His wife added, “It is good water, clean. My grandmother said it was a gift.”

Our hosts then decided to change the subject. I noticed the look they shared and the sudden change in the direction of the conversation. Daniel did not notice. Elias did. He caught my eye across the table and held it for a moment longer than what is natural, before looking back to his food. I realized then that not all of my academic charges were equally as helpless. 

Zaya walked us out and began leading us back to the rooms. She walked next to me as we approached, gaining my attention. Looking up to the hill and the stars that silhouetted its borders, she said, “Thank you for getting us here safely.” Her smile was soft and her eyes distant as the stars she gazed at. 

“You’re welcome.”

“You will have a lot of nothing to do while we study here. I’m sorry.”

“That’s alright. A week of peace in a quiet place like this is basically a vacation.”

Her smile turned to me at that comment. Smaller than before, but still a smile.  She said goodnight, and turned back to the separate room her uncle cleared for her in their home.

I don’t know why she thanked me for driving safely, the road was empty and anyone could have made the trip, and I think she knew that.
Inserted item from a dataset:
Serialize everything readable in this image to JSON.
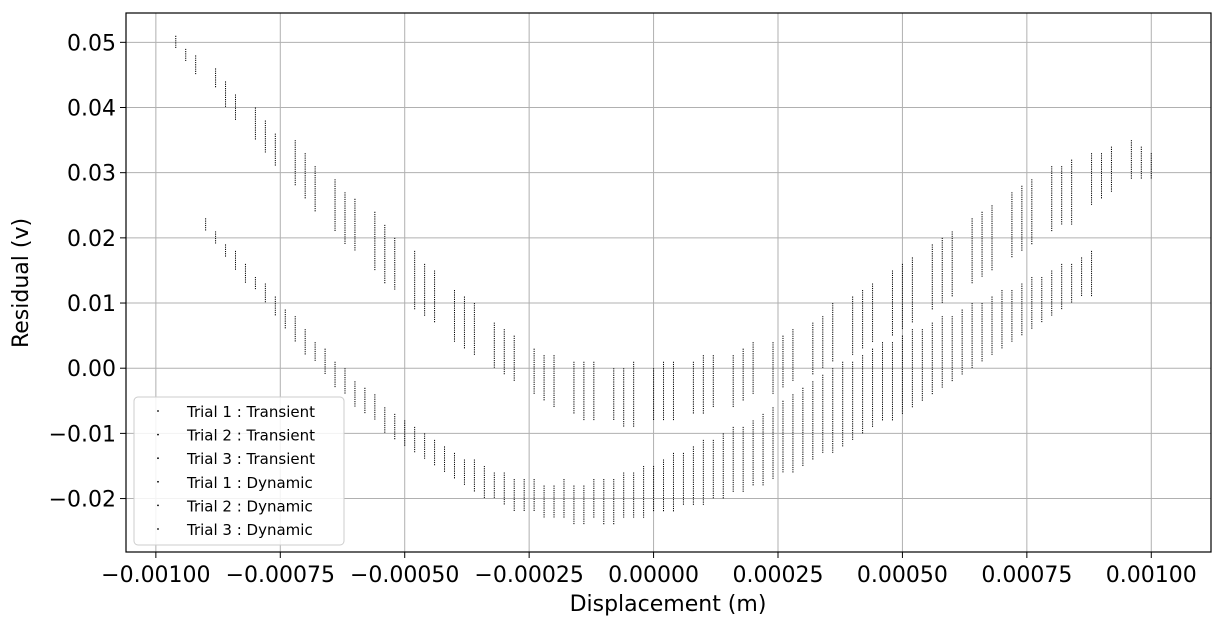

I think she was saying thank you for something else, and just used the drive as an excuse. Though, I'm not sure what. I hoped things would become clear in the days to come.

-

Sometime after 22:00 while I was recording the events of the day I found my mind drifting. The village was quiet, but far from silent. The wind blew a faint static against the walls, and the nocturnal birds called into the night. Somewhere in the distance a female voice sang a lullaby to a restless child, and I could hear every bit of it. I could also hear what I could only describe as water, a thin roiling sound, soft but distinct. I could only imagine that it was the spring. The spring on the hill, a click out and up. A sound that should not be audible from this distance. Far from it. 

-

I awoke late in the night. An odd tightness in my gut jarring me awake. I dressed and stepped outside for air and my eyes were drawn up to the hill. It was dark. The sun had been gone for hours, and there was no moon yet to speak of. The village had a paltry few lamps giving off only the faintest glow. The hill should have been a black shape blotting out the stars. It was not. I could see it. I could see the green at its crown. Not well. I could not see it in great detail. But I could see it. I could see its color and its shape. I didn’t understand, so I pushed it from my thoughts. I was tired, it was nothing.

-

I caught myself rubbing my old crucifix again. My father gave it to me when I was a kid, before he passed. I wasn’t sure why, but I caught myself holding it more and more often. The smooth worn gold is comforting somehow. Old habits are hard to escape.